Regular exercise is advocated in osteoporosis guidelines to prevent fractures. Few studies have evaluated the effect of exercise on functional performance, posture, and other outcomes that are important to patients after vertebral fractures.
This pilot study will explore the effect of home exercise versus control on functional performance, posture, and patient-reported outcome measures.
This study was a parallel 2-arm pilot feasibility trial with 1:1 randomization to exercise or attentional control groups.
This study took place in 5 Canadian and 2 Australian academic or community hospitals/centers.
This study included 141 women ≥65 years of age with radiographically confirmed vertebral fractures.
A physical therapist delivered exercise and behavioral counseling in 6 home visits over 8 months and monthly calls. Participants were to exercise ≥3 times weekly. Controls received equal attention.
Functional performance, posture, quality of life, pain, and behavior-change outcomes were assessed at baseline and after 6 (questionnaires only) and 12 months. Adherence to exercise was assessed by calendar diary. All t tests examined between-group mean differences (MD) in change from baseline in intention-to-treat and per-protocol analyses.
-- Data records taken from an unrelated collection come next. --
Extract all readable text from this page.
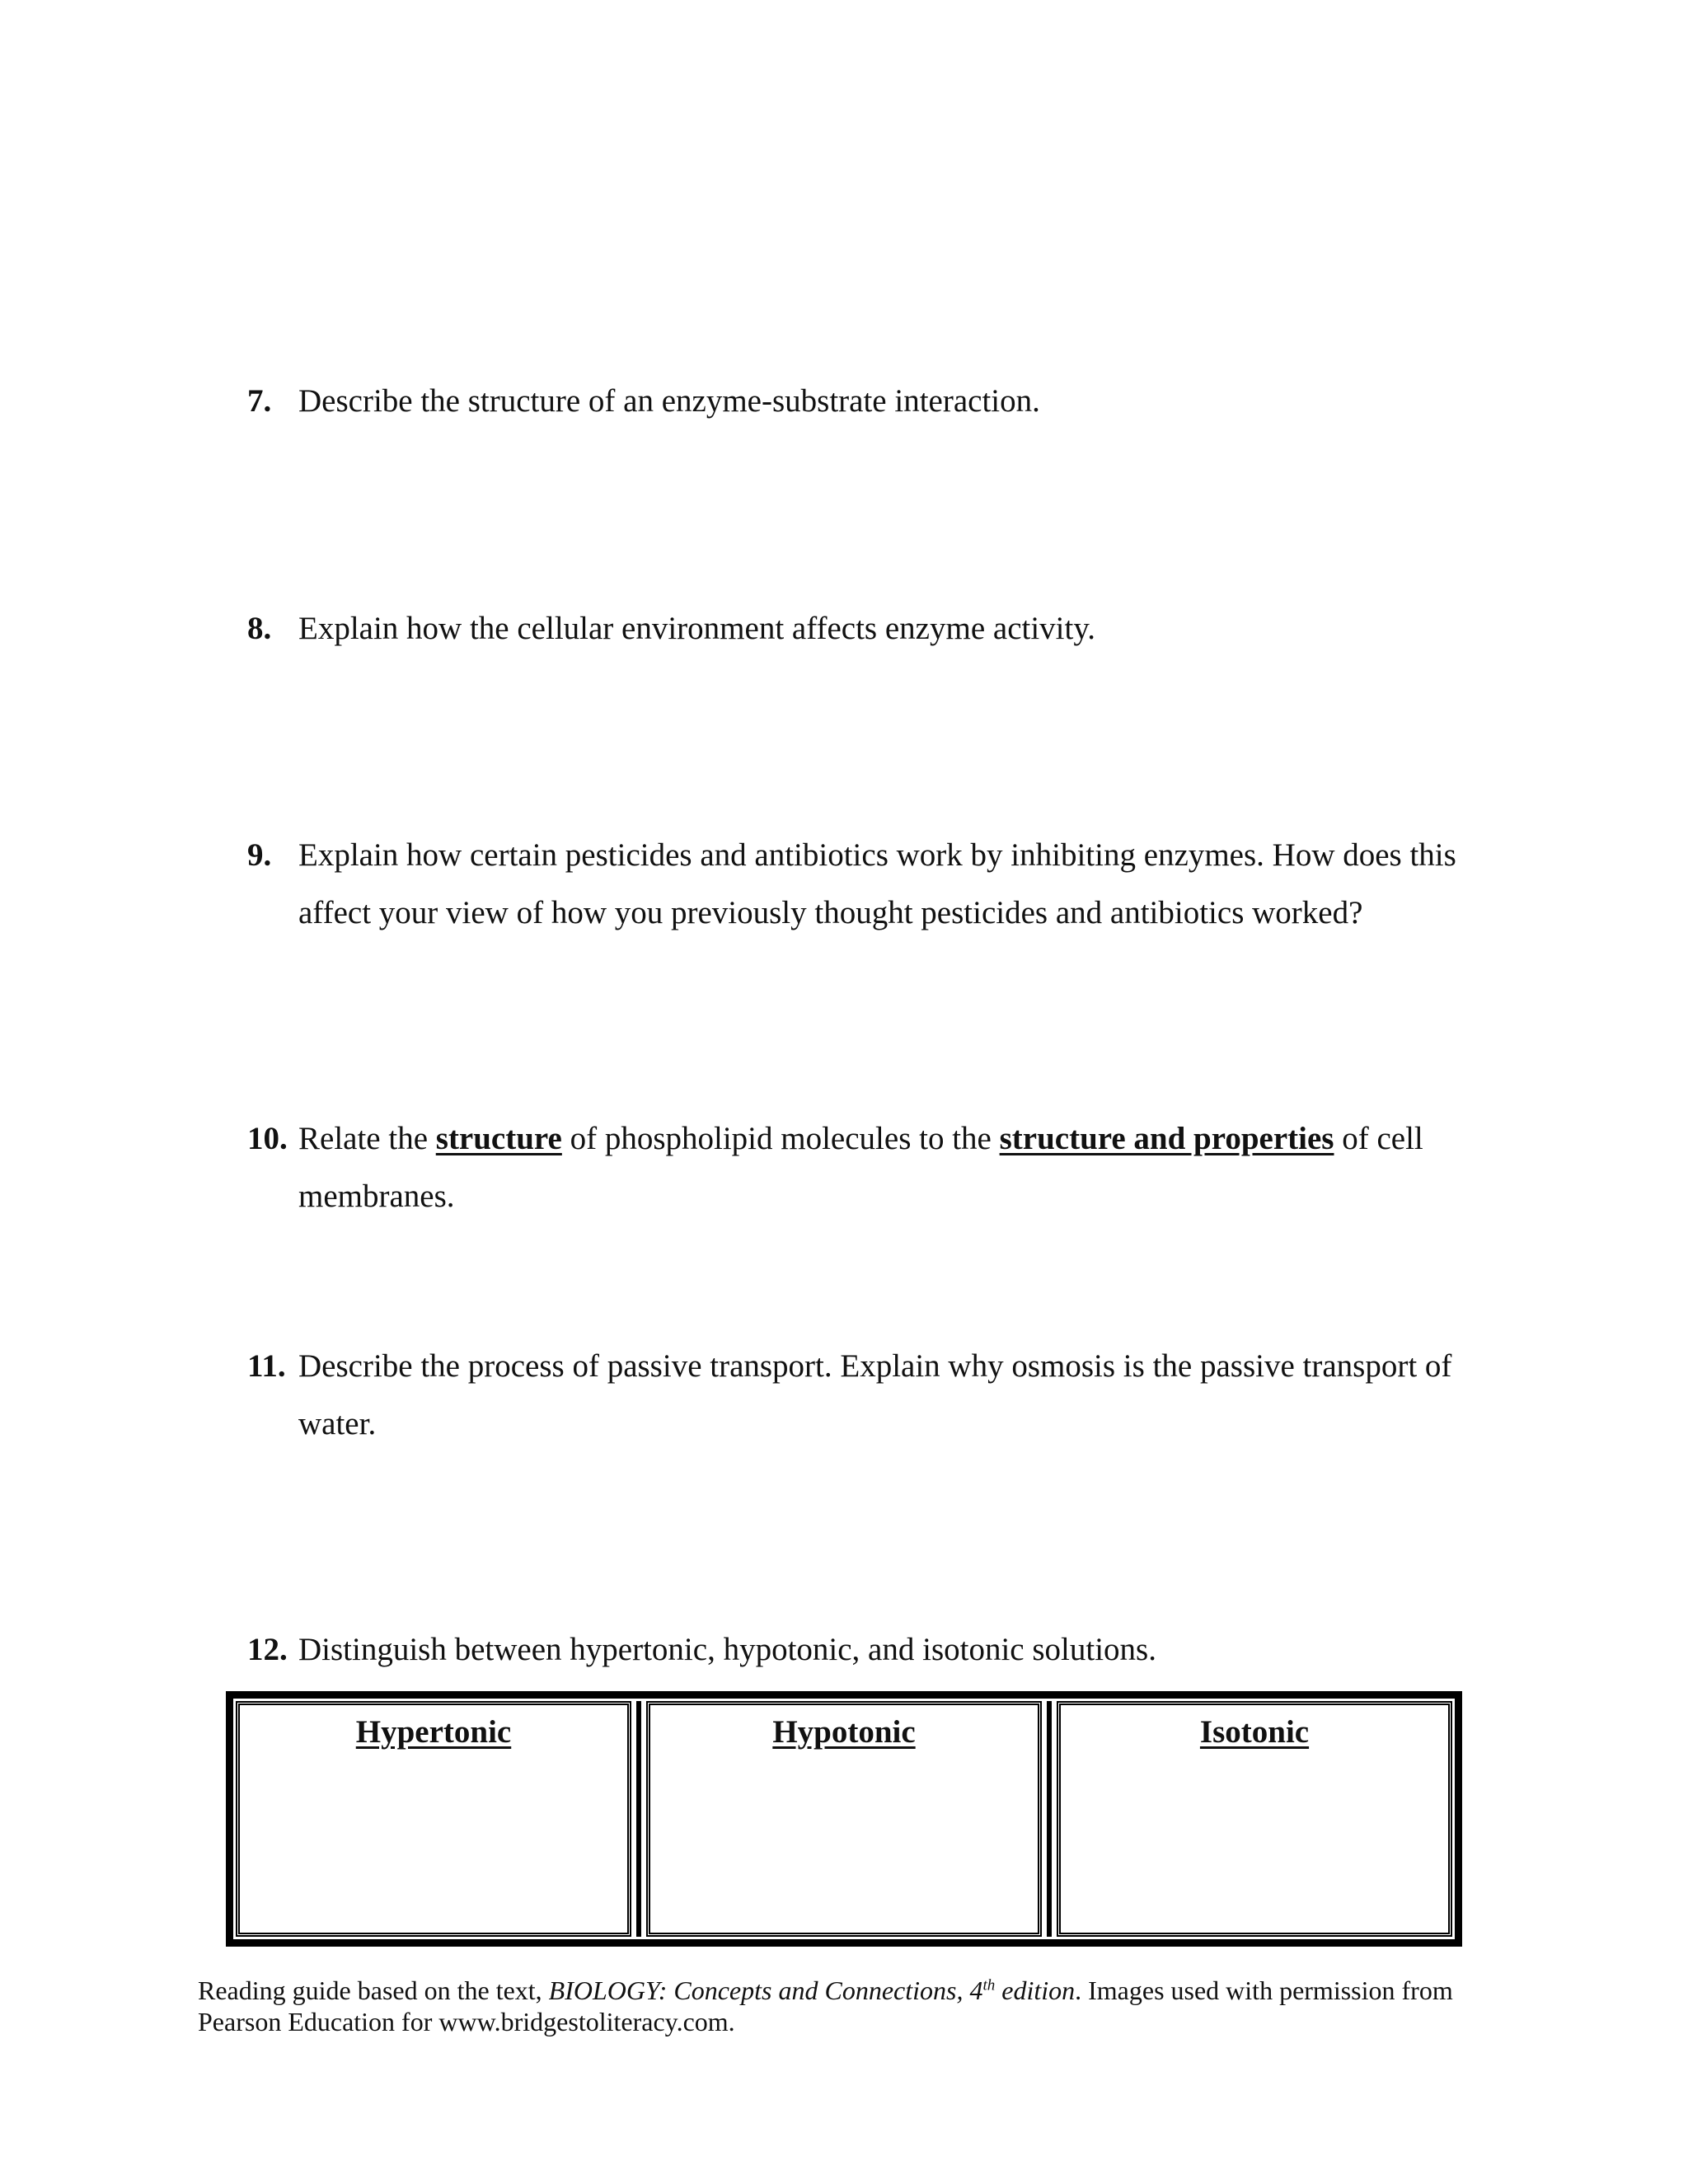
7. Describe the structure of an enzyme-substrate interaction.
8. Explain how the cellular environment affects enzyme activity.
9. Explain how certain pesticides and antibiotics work by inhibiting enzymes. How does this affect your view of how you previously thought pesticides and antibiotics worked?
10. Relate the structure of phospholipid molecules to the structure and properties of cell membranes.
11. Describe the process of passive transport. Explain why osmosis is the passive transport of water.
12. Distinguish between hypertonic, hypotonic, and isotonic solutions.
Hypertonic	Hypotonic	Isotonic
Reading guide based on the text, BIOLOGY: Concepts and Connections, 4th edition. Images used with permission from Pearson Education for www.bridgestoliteracy.com.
There was a small effect of exercise on 5 times sit-to-stand test versus control (MD = −1.58 [95% CI = −3.09 to −0.07], intention-to-treat; MD = −1.49 [95% CI = −3.12 to 0.16], per-protocol). There were no other major or statistically significant MDs for any other measured outcomes after follow-up. Adherence declined over time.
Treatment effects on variables may have been underestimated due to multiple comparisons and underpowered analyses.
Our exploratory estimate of the effect of exercise on functional leg muscle strength was consistent in direction and magnitude with other trials in individuals with vertebral fractures. Declining adherence to home exercise suggests that strategies to enhance long-term adherence might be important in future confirmatory trials.